Meaning in Retrospect: Artificial Trilogies and Bowie’s “Berlin Triptych”

The idea of dividing an artist into periods or eras is a very seductive one – preferring the ‘fusion years’ of Miles Davis over the ‘cool jazz’ of his beginnings, or Frank Zappa’s musique concrete over his more obscenity-riddled pop tunes in his later years. Although this is certainly a legitimate distinction in both examples given above, it is regardless something applied to the artist retrospectively. It’s fairly rare we ever hear the artist talking about their work in such strict, easily distinguished partitions. All the works bleed together; something that arose in one earlier piece of writing or music flourishes in the next and becomes the focus – the creation of a piece of art is far more complex and organic than these simple labels suggest.

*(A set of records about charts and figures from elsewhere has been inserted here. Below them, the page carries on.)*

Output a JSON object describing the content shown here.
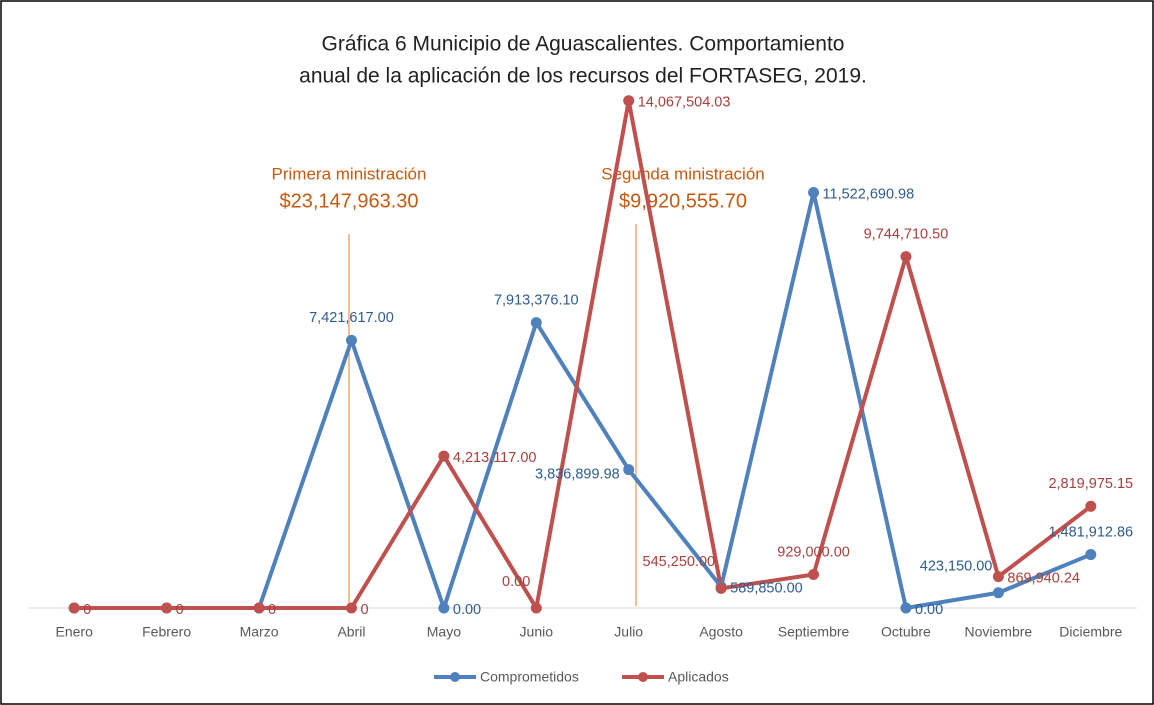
{
  "chart_data": {
    "type": "line",
    "title": [
      "Gráfica 6 Municipio de Aguascalientes. Comportamiento",
      "anual de la aplicación de los recursos del FORTASEG, 2019."
    ],
    "categories": [
      "Enero",
      "Febrero",
      "Marzo",
      "Abril",
      "Mayo",
      "Junio",
      "Julio",
      "Agosto",
      "Septiembre",
      "Octubre",
      "Noviembre",
      "Diciembre"
    ],
    "series": [
      {
        "name": "Comprometidos",
        "color": "#4f81bd",
        "values": [
          0,
          0,
          0,
          7421617.0,
          0.0,
          7913376.1,
          3836899.98,
          589850.0,
          11522690.98,
          0.0,
          423150.0,
          1481912.86
        ],
        "value_labels": [
          null,
          null,
          null,
          "7,421,617.00",
          "0.00",
          "7,913,376.10",
          "3,836,899.98",
          "589,850.00",
          "11,522,690.98",
          "0.00",
          "423,150.00",
          "1,481,912.86"
        ]
      },
      {
        "name": "Aplicados",
        "color": "#c0504d",
        "values": [
          0,
          0,
          0,
          0,
          4213117.0,
          0.0,
          14067504.03,
          545250.0,
          929000.0,
          9744710.5,
          869940.24,
          2819975.15
        ],
        "value_labels": [
          "0",
          "0",
          "0",
          "0",
          "4,213,117.00",
          "0.00",
          "14,067,504.03",
          "545,250.00",
          "929,000.00",
          "9,744,710.50",
          "869,940.24",
          "2,819,975.15"
        ]
      }
    ],
    "annotations": [
      {
        "text": "Primera ministración",
        "amount": "$23,147,963.30"
      },
      {
        "text": "Segunda ministración",
        "amount": "$9,920,555.70"
      }
    ],
    "ylim": [
      0,
      16000000
    ],
    "legend": "bottom"
  }
}
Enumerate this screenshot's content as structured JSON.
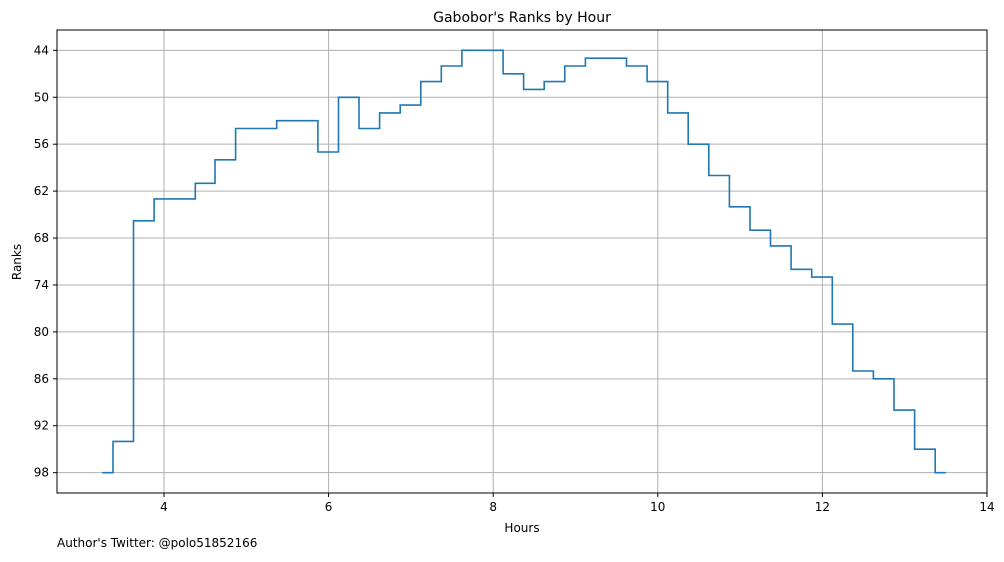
{
  "chart_data": {
    "type": "line",
    "title": "Gabobor's Ranks by Hour",
    "xlabel": "Hours",
    "ylabel": "Ranks",
    "xlim": [
      2.7,
      14
    ],
    "ylim": [
      100.6,
      41.4
    ],
    "y_inverted": true,
    "grid": true,
    "line_style": "step",
    "line_color": "#1f77b4",
    "x_ticks": [
      4,
      6,
      8,
      10,
      12,
      14
    ],
    "y_ticks": [
      44,
      50,
      56,
      62,
      68,
      74,
      80,
      86,
      92,
      98
    ],
    "x": [
      3.25,
      3.38,
      3.63,
      3.88,
      4.38,
      4.62,
      4.87,
      5.37,
      5.87,
      6.12,
      6.37,
      6.62,
      6.87,
      7.12,
      7.37,
      7.62,
      8.12,
      8.37,
      8.62,
      8.87,
      9.12,
      9.62,
      9.87,
      10.12,
      10.37,
      10.62,
      10.87,
      11.12,
      11.37,
      11.62,
      11.87,
      12.12,
      12.37,
      12.62,
      12.87,
      13.12,
      13.37,
      13.5
    ],
    "y": [
      98,
      94,
      65.8,
      63,
      61,
      58,
      54,
      53,
      57,
      50,
      54,
      52,
      51,
      48,
      46,
      44,
      47,
      49,
      48,
      46,
      45,
      46,
      48,
      52,
      56,
      60,
      64,
      67,
      69,
      72,
      73,
      79,
      85,
      86,
      90,
      95,
      98,
      98
    ]
  },
  "footer": {
    "credit": "Author's Twitter: @polo51852166"
  }
}
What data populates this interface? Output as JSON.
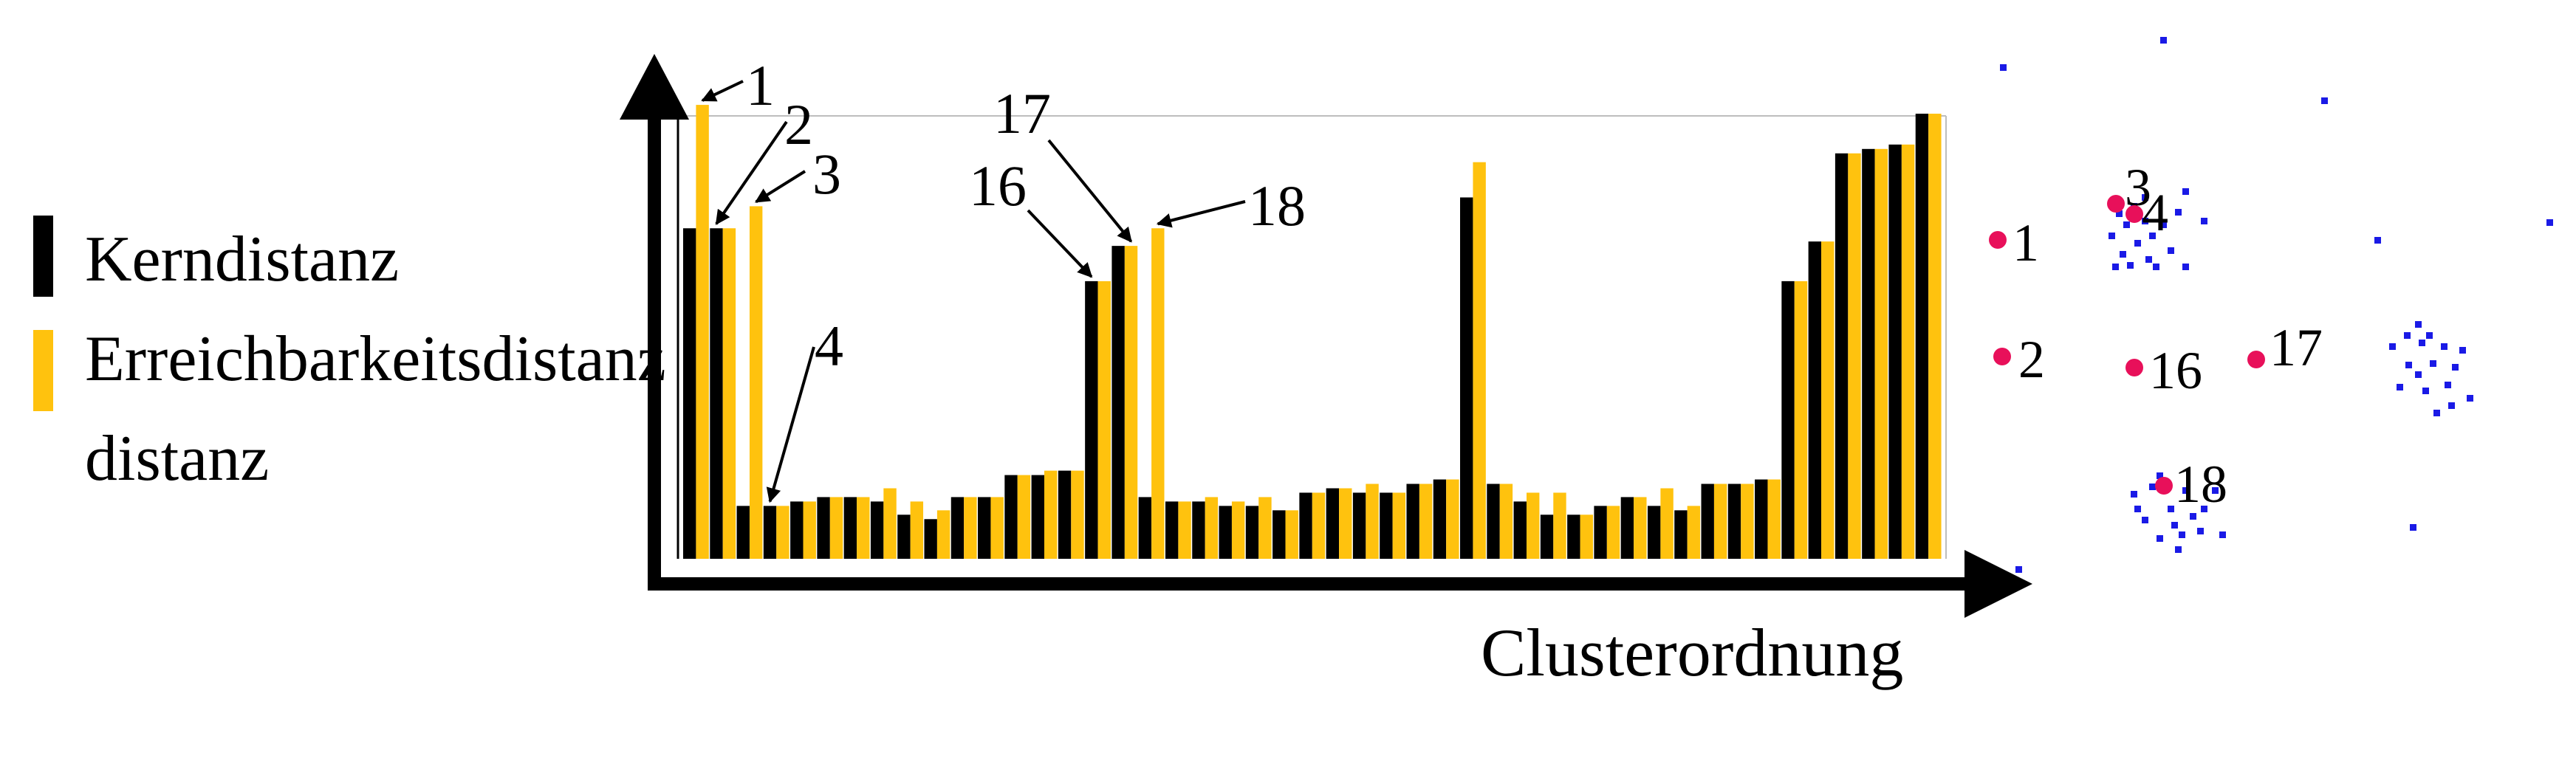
{
  "chart_data": {
    "type": "bar",
    "xlabel": "Clusterordnung",
    "ylabel": "",
    "ylim": [
      0,
      1
    ],
    "legend_position": "left",
    "series": [
      {
        "name": "Kerndistanz",
        "color": "#000000",
        "values": [
          0.75,
          0.75,
          0.12,
          0.12,
          0.13,
          0.14,
          0.14,
          0.13,
          0.1,
          0.09,
          0.14,
          0.14,
          0.19,
          0.19,
          0.2,
          0.63,
          0.71,
          0.14,
          0.13,
          0.13,
          0.12,
          0.12,
          0.11,
          0.15,
          0.16,
          0.15,
          0.15,
          0.17,
          0.18,
          0.82,
          0.17,
          0.13,
          0.1,
          0.1,
          0.12,
          0.14,
          0.12,
          0.11,
          0.17,
          0.17,
          0.18,
          0.63,
          0.72,
          0.92,
          0.93,
          0.94,
          1.01
        ]
      },
      {
        "name": "Erreichbarkeitsdistanz",
        "color": "#FFC20E",
        "values": [
          1.03,
          0.75,
          0.8,
          0.12,
          0.13,
          0.14,
          0.14,
          0.16,
          0.13,
          0.11,
          0.14,
          0.14,
          0.19,
          0.2,
          0.2,
          0.63,
          0.71,
          0.75,
          0.13,
          0.14,
          0.13,
          0.14,
          0.11,
          0.15,
          0.16,
          0.17,
          0.15,
          0.17,
          0.18,
          0.9,
          0.17,
          0.15,
          0.15,
          0.1,
          0.12,
          0.14,
          0.16,
          0.12,
          0.17,
          0.17,
          0.18,
          0.63,
          0.72,
          0.92,
          0.93,
          0.94,
          1.01
        ]
      }
    ],
    "annotations": [
      {
        "label": "1",
        "bar_index": 0
      },
      {
        "label": "2",
        "bar_index": 1
      },
      {
        "label": "3",
        "bar_index": 2
      },
      {
        "label": "4",
        "bar_index": 3
      },
      {
        "label": "16",
        "bar_index": 15
      },
      {
        "label": "17",
        "bar_index": 16
      },
      {
        "label": "18",
        "bar_index": 17
      }
    ]
  },
  "scatter_data": {
    "type": "scatter",
    "labeled_point_color": "#E8105A",
    "cluster_point_color": "#1A1AE6",
    "labeled_points": [
      {
        "label": "1",
        "x": 2705,
        "y": 325
      },
      {
        "label": "2",
        "x": 2711,
        "y": 483
      },
      {
        "label": "3",
        "x": 2865,
        "y": 276
      },
      {
        "label": "4",
        "x": 2890,
        "y": 290
      },
      {
        "label": "16",
        "x": 2890,
        "y": 498
      },
      {
        "label": "17",
        "x": 3055,
        "y": 487
      },
      {
        "label": "18",
        "x": 2930,
        "y": 658
      }
    ],
    "cluster_points": [
      [
        2713,
        92
      ],
      [
        2930,
        55
      ],
      [
        3148,
        137
      ],
      [
        3220,
        326
      ],
      [
        3453,
        302
      ],
      [
        2734,
        772
      ],
      [
        3268,
        715
      ],
      [
        2870,
        290
      ],
      [
        2890,
        280
      ],
      [
        2905,
        300
      ],
      [
        2880,
        305
      ],
      [
        2915,
        320
      ],
      [
        2860,
        320
      ],
      [
        2895,
        330
      ],
      [
        2875,
        345
      ],
      [
        2910,
        352
      ],
      [
        2885,
        360
      ],
      [
        2920,
        362
      ],
      [
        2865,
        362
      ],
      [
        2950,
        288
      ],
      [
        2985,
        300
      ],
      [
        2940,
        340
      ],
      [
        2960,
        362
      ],
      [
        2905,
        268
      ],
      [
        2960,
        260
      ],
      [
        2930,
        305
      ],
      [
        3240,
        470
      ],
      [
        3275,
        440
      ],
      [
        3290,
        455
      ],
      [
        3310,
        470
      ],
      [
        3262,
        495
      ],
      [
        3295,
        493
      ],
      [
        3325,
        498
      ],
      [
        3250,
        525
      ],
      [
        3285,
        530
      ],
      [
        3315,
        522
      ],
      [
        3345,
        540
      ],
      [
        3300,
        560
      ],
      [
        3275,
        508
      ],
      [
        3320,
        550
      ],
      [
        3280,
        465
      ],
      [
        3335,
        475
      ],
      [
        3260,
        455
      ],
      [
        2890,
        670
      ],
      [
        2925,
        645
      ],
      [
        2960,
        665
      ],
      [
        2985,
        690
      ],
      [
        2905,
        705
      ],
      [
        2945,
        712
      ],
      [
        2980,
        720
      ],
      [
        2925,
        730
      ],
      [
        2950,
        745
      ],
      [
        3010,
        725
      ],
      [
        2940,
        690
      ],
      [
        2970,
        700
      ],
      [
        2895,
        690
      ],
      [
        3000,
        665
      ],
      [
        2915,
        660
      ],
      [
        2955,
        725
      ]
    ]
  }
}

Yet what about when these labels are applied by the artist? On the release of 1979’s Lodger, David Bowie announces this album to be the third part of a ‘triptych’ alongside 1977’s Low and “Heroes”. Brian Eno – Bowie’s musical collaborator over all three of these albums – also starts to refer these albums as a trilogy. The Berlin Triptych is born.

Just by calling these albums a collective whole, it definitively changes our experience of them as listeners. A trilogy perhaps even more so. We expect the first part (in this case, Low) to introduce us to ideas that will carry throughout the works, the second part (“Heroes”) to expand and experiment with these ideas, and the third (Lodger) to hark back to the original as well as providing us a sense of closure. A beginning, a middle and an end.